Hundreds of gas wells have been drilled in the region in recent years. That in part prompted the Biodiversity Conservation Alliance and Center for Native Ecosystems to petition in 2007 to list the Wyoming pocket gopher as endangered.

The petition led to a Fish and Wildlife study of the rodent and Wednesday’s announcement.

“We know there’s a lot going on out there on the landscape but we weren’t able to draw a connection that those were indeed forming a threat,” said Dan Blake, a Cheyenne-based Fish and Wildlife biologist and the agency’s lead biologist for the study.

The Wyoming pocket gopher is the only mammal that lives in Wyoming and nowhere else, although the similar but genetically distinct northern pocket gopher lives in the same area in eastern Sweetwater and western Carbon counties.

While the Fish and Wildlife Service decided against listing the Wyoming pocket gopher as threatened or endangered, Blake said, the agency advocates more research of the animal.

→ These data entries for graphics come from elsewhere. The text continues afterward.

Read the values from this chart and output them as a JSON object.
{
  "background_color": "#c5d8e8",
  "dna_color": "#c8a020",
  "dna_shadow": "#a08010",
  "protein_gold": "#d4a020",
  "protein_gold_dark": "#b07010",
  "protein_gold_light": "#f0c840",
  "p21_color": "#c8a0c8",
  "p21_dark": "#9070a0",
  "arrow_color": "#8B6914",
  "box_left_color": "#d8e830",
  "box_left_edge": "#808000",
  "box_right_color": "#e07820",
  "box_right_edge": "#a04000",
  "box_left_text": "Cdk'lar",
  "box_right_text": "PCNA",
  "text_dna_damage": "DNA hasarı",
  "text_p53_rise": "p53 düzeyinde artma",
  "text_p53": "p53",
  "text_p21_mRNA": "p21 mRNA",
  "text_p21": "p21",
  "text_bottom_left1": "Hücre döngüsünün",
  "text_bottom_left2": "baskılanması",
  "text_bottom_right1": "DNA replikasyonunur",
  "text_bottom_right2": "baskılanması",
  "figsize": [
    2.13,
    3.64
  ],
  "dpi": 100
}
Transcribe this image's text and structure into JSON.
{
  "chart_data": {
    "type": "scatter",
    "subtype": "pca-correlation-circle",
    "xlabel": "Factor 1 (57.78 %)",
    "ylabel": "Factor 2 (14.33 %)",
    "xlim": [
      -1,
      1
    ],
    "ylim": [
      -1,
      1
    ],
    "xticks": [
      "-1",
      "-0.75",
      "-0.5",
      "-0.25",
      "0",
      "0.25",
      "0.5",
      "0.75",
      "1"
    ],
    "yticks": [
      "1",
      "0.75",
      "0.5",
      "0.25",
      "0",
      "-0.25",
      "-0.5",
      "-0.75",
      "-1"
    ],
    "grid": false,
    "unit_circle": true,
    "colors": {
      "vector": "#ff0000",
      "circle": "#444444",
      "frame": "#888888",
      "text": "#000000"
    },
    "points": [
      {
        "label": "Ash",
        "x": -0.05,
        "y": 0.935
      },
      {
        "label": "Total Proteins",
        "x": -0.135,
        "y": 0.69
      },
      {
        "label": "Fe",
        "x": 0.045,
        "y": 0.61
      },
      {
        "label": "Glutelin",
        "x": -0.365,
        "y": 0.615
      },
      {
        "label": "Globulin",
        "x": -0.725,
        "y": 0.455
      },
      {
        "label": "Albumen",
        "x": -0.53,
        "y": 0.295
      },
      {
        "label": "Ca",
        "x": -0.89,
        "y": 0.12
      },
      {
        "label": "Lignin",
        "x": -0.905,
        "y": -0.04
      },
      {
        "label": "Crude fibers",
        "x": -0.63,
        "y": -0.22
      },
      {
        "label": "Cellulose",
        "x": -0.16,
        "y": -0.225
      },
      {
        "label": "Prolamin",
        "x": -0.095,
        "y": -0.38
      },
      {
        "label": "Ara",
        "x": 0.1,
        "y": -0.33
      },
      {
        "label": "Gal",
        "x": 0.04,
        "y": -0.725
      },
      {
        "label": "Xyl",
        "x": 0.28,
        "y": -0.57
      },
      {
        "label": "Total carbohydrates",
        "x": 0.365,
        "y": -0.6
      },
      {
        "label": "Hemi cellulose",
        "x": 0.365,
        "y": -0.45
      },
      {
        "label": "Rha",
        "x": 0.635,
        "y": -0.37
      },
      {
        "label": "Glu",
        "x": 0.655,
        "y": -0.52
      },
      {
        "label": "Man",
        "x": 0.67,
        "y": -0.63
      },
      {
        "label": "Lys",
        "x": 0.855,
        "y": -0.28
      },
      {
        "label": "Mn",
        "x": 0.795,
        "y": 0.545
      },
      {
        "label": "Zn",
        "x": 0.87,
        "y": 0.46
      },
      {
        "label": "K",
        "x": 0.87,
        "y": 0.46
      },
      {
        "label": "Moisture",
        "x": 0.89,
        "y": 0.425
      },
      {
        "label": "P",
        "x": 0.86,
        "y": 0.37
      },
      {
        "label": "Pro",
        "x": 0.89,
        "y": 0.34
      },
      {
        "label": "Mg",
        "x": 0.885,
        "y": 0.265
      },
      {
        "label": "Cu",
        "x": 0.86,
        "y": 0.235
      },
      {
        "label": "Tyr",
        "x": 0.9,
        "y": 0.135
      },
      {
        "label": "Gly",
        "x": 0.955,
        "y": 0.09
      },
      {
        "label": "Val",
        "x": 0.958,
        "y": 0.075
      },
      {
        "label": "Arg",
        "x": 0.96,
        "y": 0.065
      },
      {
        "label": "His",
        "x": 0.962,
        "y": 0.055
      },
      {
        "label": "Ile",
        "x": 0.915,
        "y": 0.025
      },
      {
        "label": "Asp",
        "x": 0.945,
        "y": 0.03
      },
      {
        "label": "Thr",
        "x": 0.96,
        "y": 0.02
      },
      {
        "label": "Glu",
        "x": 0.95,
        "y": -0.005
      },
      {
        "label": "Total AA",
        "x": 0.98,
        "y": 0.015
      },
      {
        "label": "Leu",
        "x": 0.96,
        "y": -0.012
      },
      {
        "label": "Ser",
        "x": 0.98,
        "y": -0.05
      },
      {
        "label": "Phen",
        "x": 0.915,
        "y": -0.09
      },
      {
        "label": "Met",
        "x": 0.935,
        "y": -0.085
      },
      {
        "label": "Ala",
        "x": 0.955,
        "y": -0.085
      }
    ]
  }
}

“Just because it’s not listed doesn’t mean we’re not concerned about it,” he said.

The announcement was good news for Wyoming’s large gas industry. Companies such as BP PLC and Anadarko Petroleum Corp. helped fund a study of the Wyoming pocket gopher after the petition, said Cheryl Sorenson, vice president of the Petroleum Association of Wyoming.

“All that data that was submitted was pretty much what prevented this from being listed,” Sorenson said.

Environmentalists expressed disappointment and questioned the basis for the decision, saying too much about the animal remains unknown.

Fish and Wildlife didn’t adequately consider plans for future gas and wind energy development, said Duane Short with the Biodiversity Conservation Alliance.

“It is very difficult for me to understand how Fish and Wildlife can assume no harm,” Short said.

Sophie Osborn, a Wyoming Outdoor Council biologist, said Fish and Wildlife itself has acknowledged that little is known about the animal. She said a species shouldn’t become extinct because of lack of knowledge.